- Court: High Court of New Zealand
- Full case name: Tak and Co Incorporated v AEL Corporation Limited
- Decided: 26 July 1995
- Citation: (1995) 5 NZBLC 103,887
- Transcript: http://www.nzlii.org/nz/cases/NZHC/1995/361.pdf

Court membership
- Judge sitting: Hammond J

Keywords
- parol evidence rule, exemplary damages

= Tak and Co Inc v AEL Corp Ltd =

New Zealand case law

Tak and Co Inc v AEL Corp Ltd (1995) 5 NZBLC 103,887 is an often cited in NZ case law regarding the parol evidence rule, which effectively reinforces English case of Henderson v Arthur [1907] 1 KB 10. This case is often also cited regarding the award for exemplary damages.

==Background==
Tak was in the business of importing pedigree cattle into Japan and contracted AEL to certify that these cattle were indeed pedigree cattle.

At the start, both parties signed a pro forma invoice with terms and conditions. A pro forma invoice is a document that states a commitment from the seller to sell goods to the buyer at specified prices and terms.

Unfortunately, it was later discovered that AEL had falsified its records for the livestock it exported, so extensively that it was found that out of 185 heifers on the first shipment, AEL had falsely certified 111 commercial cattle as pedigree. The second shipment had similar falsified certificates.

Tak not happy with this, sued AEL for damages for breach of contract under the terms and conditions contained in the pro forma invoice, as well as for exemplary damages as well.

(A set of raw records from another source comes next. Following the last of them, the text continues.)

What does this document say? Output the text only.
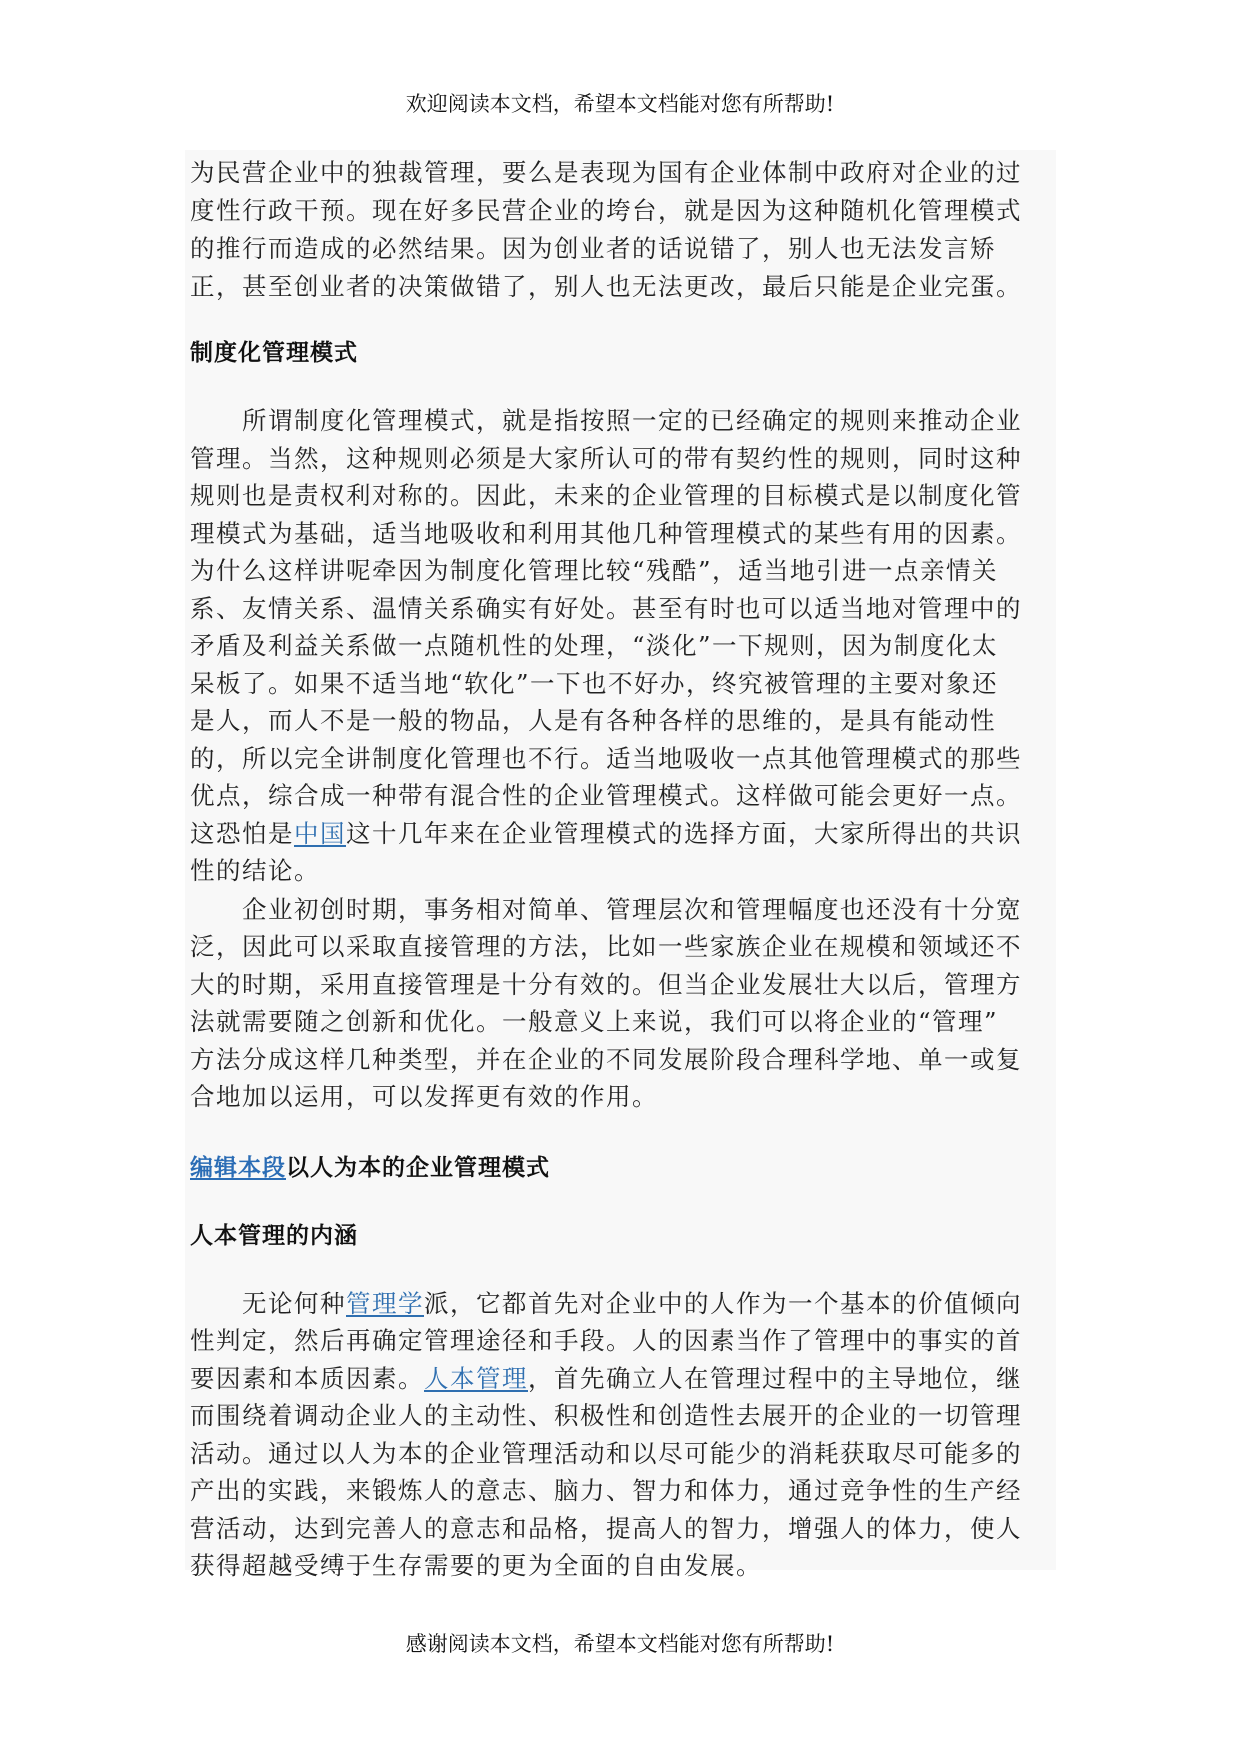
欢迎阅读本文档，希望本文档能对您有所帮助!
为民营企业中的独裁管理，要么是表现为国有企业体制中政府对企业的过
度性行政干预。现在好多民营企业的垮台，就是因为这种随机化管理模式
的推行而造成的必然结果。因为创业者的话说错了，别人也无法发言矫
正，甚至创业者的决策做错了，别人也无法更改，最后只能是企业完蛋。
制度化管理模式
所谓制度化管理模式，就是指按照一定的已经确定的规则来推动企业
管理。当然，这种规则必须是大家所认可的带有契约性的规则，同时这种
规则也是责权利对称的。因此，未来的企业管理的目标模式是以制度化管
理模式为基础，适当地吸收和利用其他几种管理模式的某些有用的因素。
为什么这样讲呢牵因为制度化管理比较“残酷”，适当地引进一点亲情关
系、友情关系、温情关系确实有好处。甚至有时也可以适当地对管理中的
矛盾及利益关系做一点随机性的处理，“淡化”一下规则，因为制度化太
呆板了。如果不适当地“软化”一下也不好办，终究被管理的主要对象还
是人，而人不是一般的物品，人是有各种各样的思维的，是具有能动性
的，所以完全讲制度化管理也不行。适当地吸收一点其他管理模式的那些
优点，综合成一种带有混合性的企业管理模式。这样做可能会更好一点。
这恐怕是中国这十几年来在企业管理模式的选择方面，大家所得出的共识
性的结论。
企业初创时期，事务相对简单、管理层次和管理幅度也还没有十分宽
泛，因此可以采取直接管理的方法，比如一些家族企业在规模和领域还不
大的时期，采用直接管理是十分有效的。但当企业发展壮大以后，管理方
法就需要随之创新和优化。一般意义上来说，我们可以将企业的“管理”
方法分成这样几种类型，并在企业的不同发展阶段合理科学地、单一或复
合地加以运用，可以发挥更有效的作用。
编辑本段以人为本的企业管理模式
人本管理的内涵
无论何种管理学派，它都首先对企业中的人作为一个基本的价值倾向
性判定，然后再确定管理途径和手段。人的因素当作了管理中的事实的首
要因素和本质因素。人本管理，首先确立人在管理过程中的主导地位，继
而围绕着调动企业人的主动性、积极性和创造性去展开的企业的一切管理
活动。通过以人为本的企业管理活动和以尽可能少的消耗获取尽可能多的
产出的实践，来锻炼人的意志、脑力、智力和体力，通过竞争性的生产经
营活动，达到完善人的意志和品格，提高人的智力，增强人的体力，使人
获得超越受缚于生存需要的更为全面的自由发展。
感谢阅读本文档，希望本文档能对您有所帮助!
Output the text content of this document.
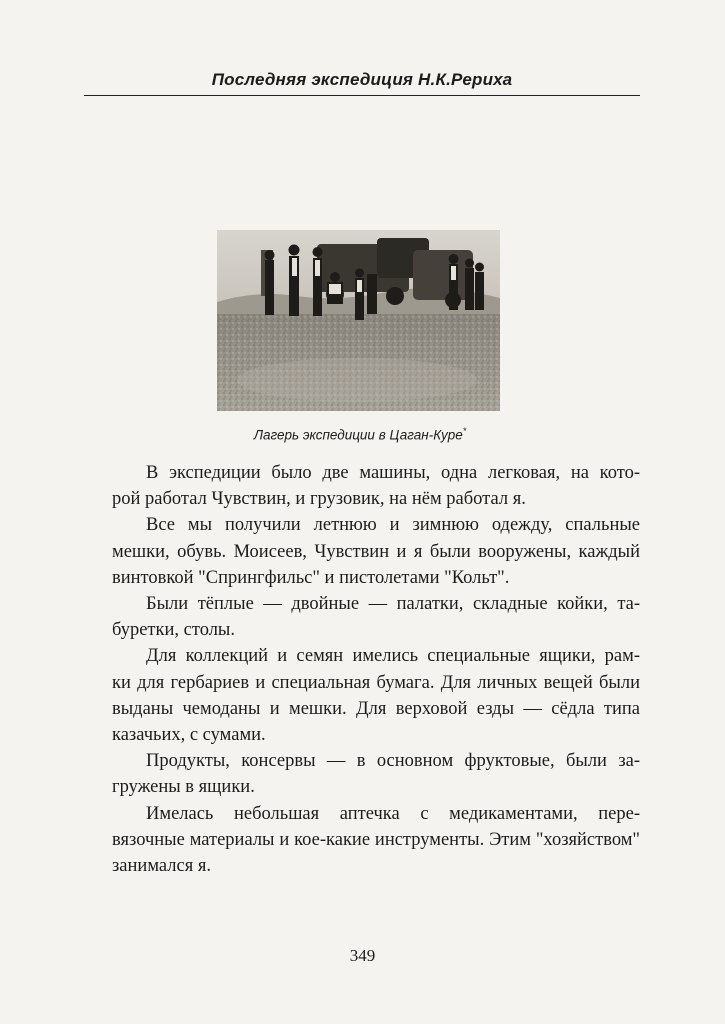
Последняя экспедиция Н.К.Рериха
Лагерь экспедиции в Цаган-Куре*

В экспедиции было две машины, одна легковая, на кото-
рой работал Чувствин, и грузовик, на нём работал я.

Все мы получили летнюю и зимнюю одежду, спальные
мешки, обувь. Моисеев, Чувствин и я были вооружены, каждый
винтовкой "Спрингфильс" и пистолетами "Кольт".

Были тёплые — двойные — палатки, складные койки, та-
буретки, столы.

Для коллекций и семян имелись специальные ящики, рам-
ки для гербариев и специальная бумага. Для личных вещей были
выданы чемоданы и мешки. Для верховой езды — сёдла типа
казачьих, с сумами.

Продукты, консервы — в основном фруктовые, были за-
гружены в ящики.

Имелась небольшая аптечка с медикаментами, пере-
вязочные материалы и кое-какие инструменты. Этим "хозяйством"
занимался я.

349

AEL defended this by claiming the pro forma invoice conditions were not part of the contract, but instead were merely "understandings" that were not confirmed in the subsequent invoices.

==Held==
The court ruled the terms and conditions in the pro forma invoice were part of the contract. Hammond J went on to state:

It is hard to think of a clearer illustration of the appropriateness of the parol evidence rule

Furthermore, besides awarding general damages, the court also awarded the modest amount of $25,000 in exemplary damages for "knowingly deceitful conduct".